I think such a gentle attitude to the quality of meat is a factor of the nearly perfect taste of Cochinillo Аsado, because the recipe for Segovia’s roast suckling pig itself has no spices, only water and salt. I was not mistaken in saying “nearly perfect.” Pork is pork and this meat is too fat for some people, including me.
But there is a really perfect dish. Having had a hearty meal, we dared to order another traditional dish of Segovia−Lechazo Asado (leg of lamb). We must complete the experiment! Twenty minutes later they brought an amazing, fragrant, and lean lamb’s leg. Meanwhile in order to get back in good shape we drank four cups of cortado, an espresso cut with a small amount of milk.

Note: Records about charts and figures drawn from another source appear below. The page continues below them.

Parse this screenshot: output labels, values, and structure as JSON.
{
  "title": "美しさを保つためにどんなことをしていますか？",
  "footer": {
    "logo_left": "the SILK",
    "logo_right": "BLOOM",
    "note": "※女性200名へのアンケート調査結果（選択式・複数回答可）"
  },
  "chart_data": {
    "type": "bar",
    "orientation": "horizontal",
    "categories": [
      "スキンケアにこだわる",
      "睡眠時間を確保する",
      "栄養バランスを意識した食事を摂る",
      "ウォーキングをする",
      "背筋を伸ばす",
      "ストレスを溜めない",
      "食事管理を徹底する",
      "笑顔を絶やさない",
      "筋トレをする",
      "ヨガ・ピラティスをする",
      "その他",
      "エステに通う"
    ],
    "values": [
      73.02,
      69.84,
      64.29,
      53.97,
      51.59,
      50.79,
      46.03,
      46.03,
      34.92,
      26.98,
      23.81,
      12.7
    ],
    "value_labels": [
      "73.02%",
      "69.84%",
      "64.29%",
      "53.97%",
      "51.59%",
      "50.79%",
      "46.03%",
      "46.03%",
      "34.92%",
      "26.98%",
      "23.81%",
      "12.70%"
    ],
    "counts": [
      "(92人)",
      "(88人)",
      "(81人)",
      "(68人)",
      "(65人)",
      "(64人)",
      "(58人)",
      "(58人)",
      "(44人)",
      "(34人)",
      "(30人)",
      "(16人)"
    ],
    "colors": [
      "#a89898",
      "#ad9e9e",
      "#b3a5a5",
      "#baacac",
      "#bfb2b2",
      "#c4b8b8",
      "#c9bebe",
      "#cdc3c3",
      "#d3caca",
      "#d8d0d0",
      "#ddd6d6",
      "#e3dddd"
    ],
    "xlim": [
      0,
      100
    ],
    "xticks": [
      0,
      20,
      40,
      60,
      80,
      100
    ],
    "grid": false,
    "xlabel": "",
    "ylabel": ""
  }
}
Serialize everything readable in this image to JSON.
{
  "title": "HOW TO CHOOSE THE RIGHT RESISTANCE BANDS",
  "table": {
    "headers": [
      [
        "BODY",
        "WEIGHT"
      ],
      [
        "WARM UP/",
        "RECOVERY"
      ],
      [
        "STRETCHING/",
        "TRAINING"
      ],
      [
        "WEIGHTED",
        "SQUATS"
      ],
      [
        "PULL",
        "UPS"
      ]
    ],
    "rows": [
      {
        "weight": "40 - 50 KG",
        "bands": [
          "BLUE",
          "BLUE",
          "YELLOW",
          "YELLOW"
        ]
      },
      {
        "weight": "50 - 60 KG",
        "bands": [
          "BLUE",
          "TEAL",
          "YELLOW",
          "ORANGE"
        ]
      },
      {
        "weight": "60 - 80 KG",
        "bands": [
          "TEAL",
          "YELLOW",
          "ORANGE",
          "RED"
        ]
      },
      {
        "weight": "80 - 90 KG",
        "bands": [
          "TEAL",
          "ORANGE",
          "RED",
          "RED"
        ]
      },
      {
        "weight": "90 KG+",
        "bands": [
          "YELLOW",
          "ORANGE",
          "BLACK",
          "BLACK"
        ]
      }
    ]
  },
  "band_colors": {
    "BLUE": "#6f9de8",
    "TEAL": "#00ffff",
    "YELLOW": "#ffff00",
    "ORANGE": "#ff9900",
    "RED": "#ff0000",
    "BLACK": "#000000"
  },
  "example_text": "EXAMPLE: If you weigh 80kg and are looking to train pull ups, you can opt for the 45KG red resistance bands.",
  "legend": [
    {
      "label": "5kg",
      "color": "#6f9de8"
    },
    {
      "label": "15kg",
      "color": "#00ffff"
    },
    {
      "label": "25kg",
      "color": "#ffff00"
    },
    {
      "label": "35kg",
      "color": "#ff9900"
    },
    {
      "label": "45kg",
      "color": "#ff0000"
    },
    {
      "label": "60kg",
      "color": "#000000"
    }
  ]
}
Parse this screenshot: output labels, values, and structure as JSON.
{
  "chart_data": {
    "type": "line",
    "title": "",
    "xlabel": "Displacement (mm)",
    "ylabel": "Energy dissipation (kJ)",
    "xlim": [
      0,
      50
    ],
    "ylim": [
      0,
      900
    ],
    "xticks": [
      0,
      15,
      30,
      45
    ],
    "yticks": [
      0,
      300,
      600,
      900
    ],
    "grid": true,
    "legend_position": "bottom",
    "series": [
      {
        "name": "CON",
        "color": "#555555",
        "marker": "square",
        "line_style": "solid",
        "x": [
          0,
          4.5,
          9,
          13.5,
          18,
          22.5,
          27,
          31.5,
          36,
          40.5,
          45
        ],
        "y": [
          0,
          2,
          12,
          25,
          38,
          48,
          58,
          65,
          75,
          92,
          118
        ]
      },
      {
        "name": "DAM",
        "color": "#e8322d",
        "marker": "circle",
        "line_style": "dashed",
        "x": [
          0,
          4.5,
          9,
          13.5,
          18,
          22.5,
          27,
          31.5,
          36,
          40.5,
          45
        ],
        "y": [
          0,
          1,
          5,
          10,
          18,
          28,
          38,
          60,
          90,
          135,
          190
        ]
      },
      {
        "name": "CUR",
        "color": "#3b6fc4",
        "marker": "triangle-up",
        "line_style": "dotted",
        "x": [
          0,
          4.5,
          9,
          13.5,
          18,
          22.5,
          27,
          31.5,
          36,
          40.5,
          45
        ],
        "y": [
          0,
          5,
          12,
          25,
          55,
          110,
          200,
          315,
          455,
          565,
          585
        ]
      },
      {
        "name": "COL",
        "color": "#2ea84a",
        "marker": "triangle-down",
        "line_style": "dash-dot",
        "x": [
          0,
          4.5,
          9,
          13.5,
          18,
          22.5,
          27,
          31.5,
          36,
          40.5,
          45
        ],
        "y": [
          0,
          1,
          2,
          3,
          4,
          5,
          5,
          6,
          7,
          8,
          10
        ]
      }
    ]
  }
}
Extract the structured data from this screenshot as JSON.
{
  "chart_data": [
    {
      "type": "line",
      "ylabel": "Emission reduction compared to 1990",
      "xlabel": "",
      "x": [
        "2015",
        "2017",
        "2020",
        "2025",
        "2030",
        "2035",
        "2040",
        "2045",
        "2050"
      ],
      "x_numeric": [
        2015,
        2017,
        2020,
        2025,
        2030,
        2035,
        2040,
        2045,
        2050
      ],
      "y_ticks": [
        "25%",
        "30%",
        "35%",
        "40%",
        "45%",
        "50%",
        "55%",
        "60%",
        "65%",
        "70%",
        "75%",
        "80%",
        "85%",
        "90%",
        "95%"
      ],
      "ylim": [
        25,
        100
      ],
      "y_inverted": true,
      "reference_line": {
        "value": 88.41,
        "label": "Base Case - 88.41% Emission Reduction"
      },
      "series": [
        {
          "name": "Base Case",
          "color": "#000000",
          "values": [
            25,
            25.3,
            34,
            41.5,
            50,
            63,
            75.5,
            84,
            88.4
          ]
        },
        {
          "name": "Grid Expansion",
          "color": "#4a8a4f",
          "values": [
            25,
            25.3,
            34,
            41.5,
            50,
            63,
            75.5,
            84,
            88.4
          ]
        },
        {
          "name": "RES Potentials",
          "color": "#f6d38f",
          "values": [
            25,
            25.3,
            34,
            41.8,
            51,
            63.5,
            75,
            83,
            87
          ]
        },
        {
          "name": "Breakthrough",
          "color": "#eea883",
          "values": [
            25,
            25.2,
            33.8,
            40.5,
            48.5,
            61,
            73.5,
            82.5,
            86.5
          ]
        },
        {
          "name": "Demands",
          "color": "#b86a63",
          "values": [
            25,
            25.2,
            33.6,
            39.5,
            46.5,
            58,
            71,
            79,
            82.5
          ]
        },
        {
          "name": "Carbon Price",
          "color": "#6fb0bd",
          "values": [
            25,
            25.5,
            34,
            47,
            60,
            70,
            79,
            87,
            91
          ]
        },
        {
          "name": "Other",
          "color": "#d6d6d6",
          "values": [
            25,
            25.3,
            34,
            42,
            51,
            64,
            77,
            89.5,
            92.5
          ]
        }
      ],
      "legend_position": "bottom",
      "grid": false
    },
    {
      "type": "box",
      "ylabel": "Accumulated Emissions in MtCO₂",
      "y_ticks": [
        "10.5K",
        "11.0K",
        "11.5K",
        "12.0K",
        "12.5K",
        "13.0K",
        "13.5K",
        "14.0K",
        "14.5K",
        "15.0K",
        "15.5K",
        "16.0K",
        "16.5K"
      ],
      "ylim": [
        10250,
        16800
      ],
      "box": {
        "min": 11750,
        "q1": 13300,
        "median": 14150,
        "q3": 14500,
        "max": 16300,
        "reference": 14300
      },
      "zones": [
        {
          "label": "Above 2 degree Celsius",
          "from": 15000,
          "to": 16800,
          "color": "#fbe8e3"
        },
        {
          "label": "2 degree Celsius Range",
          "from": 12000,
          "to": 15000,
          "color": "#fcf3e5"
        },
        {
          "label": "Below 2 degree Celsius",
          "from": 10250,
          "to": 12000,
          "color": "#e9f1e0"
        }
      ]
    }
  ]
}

I was the first to try; then a small piece for my wife. As soon as she tried it she insisted on ordering the second leg! :-)
So as it turns out, you can disregard most of the negative feedback provided by Tripadvisor if you pay close attention to the local traditions. But if your Spanish is absolutely poor and you are sitting in the perfect restaurant and have to make a choice, use “the left hand rule.” It really works! Cover the column of the menu with the dishes’ names with your hand—;you understand none of them anyway—and order the most expensive ones. :-) I am not joking; the taste of the Castilian dishes depends much more on the quality of the ingredients than on the skills of chefs. And recipes of Cochinillo Asado or Lechazo Asado are not that pretentious indeed, but the result is amazing.
By the way, some tips for those who are free enough in organizing the trip to Spain. For eight years already, at the beginning of February, thirty-two restaurants of Segovia, including Casa DUQUE and Mesón de Cándido, participate in a special offer called “Five days El Dorado.” During these five days they give a fifty-percent discount for one of the most famous Spanish dishes—Segovia’s roast suckling pig.